A new state-of-the-art field at Baisley Pond Park not only gives the borough’s growing cricket fandom a great place to play ball during the warm weather, but also helps the southeast Queens streets from becoming an annoying wetland during rainstorms.

City Parks Department officials and the borough president joined cricket players at the park Monday morning to officially unveil the renovated field. Borough President Helen Marshall allocated $650,000 to redo the grassland at Rockaway and Sutphin boulevards to include an official league-size cricket field.

“Cricket is the fastest growing sport in New York City,” Parks Commissioner Adrian Benepe said. “And as a result, we have a lot of demand for it.”

The Indo-Caribbean community in southeast Queens has been using Baisley Pond Park for its official cricket matches for years and the number of players has risen. There are 26 public schools that have varsity cricket teams which include 500 student athletes, according to Basset Thompson, the cricket commissioner for the Public Schools Athletic League.

The field has newly planted grass for the infield and outfield, a state-of-the-art pitch and new wooden wickets. Players who took to the field enjoyed it and Benepe said he was pleased with the overall look of the greenspace.

“You can spend $650,000 … and not have anything to show for it, but I was blown away by this carpet of emerald,” he said.

The field is so good that the PSAL will hold its championships at Baisley Pond Park in June, Thompson said.

And the field was not the only new amenity to come to the park. A green drainage system was installed just outside the field to help deal with the constant flooding problems in the area.

Due to a high underground water table beneath southeast Queens, the streets flood easily anytime it rains. The bioswales that are located on the Baisley Boulevard side of the park use trees, shrubs, grasses and wildflowers to remove silt and pollution from surface runoff water.

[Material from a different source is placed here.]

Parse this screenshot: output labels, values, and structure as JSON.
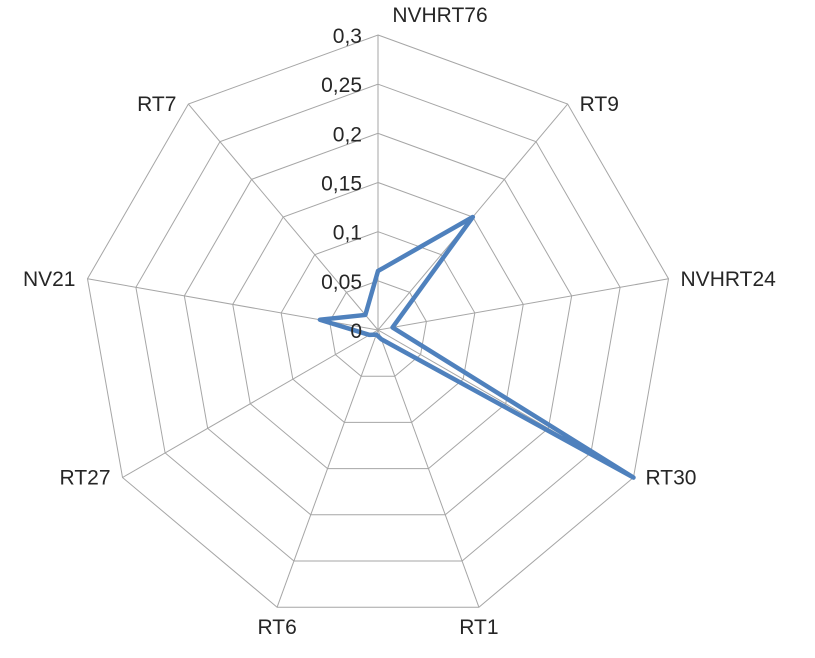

“You’re watering the plants that need to be watered and taking the rain off the playing fields,” Benepe said.

Marshall said the new trees, pedestrian walkways and cleaner look would attract more Queens residents to Baisley Pond Park.

“People who are not cricket players will enjoy the park,” she said. “We’ve done very fantastic work with this park.”

This may not be the end for cricket expansion in southeast Queens. City Councilman Ruben Wills (D-Jamaica), whose predecessor Tom White helped fund the Baisley field, said he would like to bring a cricket stadium to the neighborhood.

“The commissioner, the borough president and my predecessor did a good job funding this project,” he said.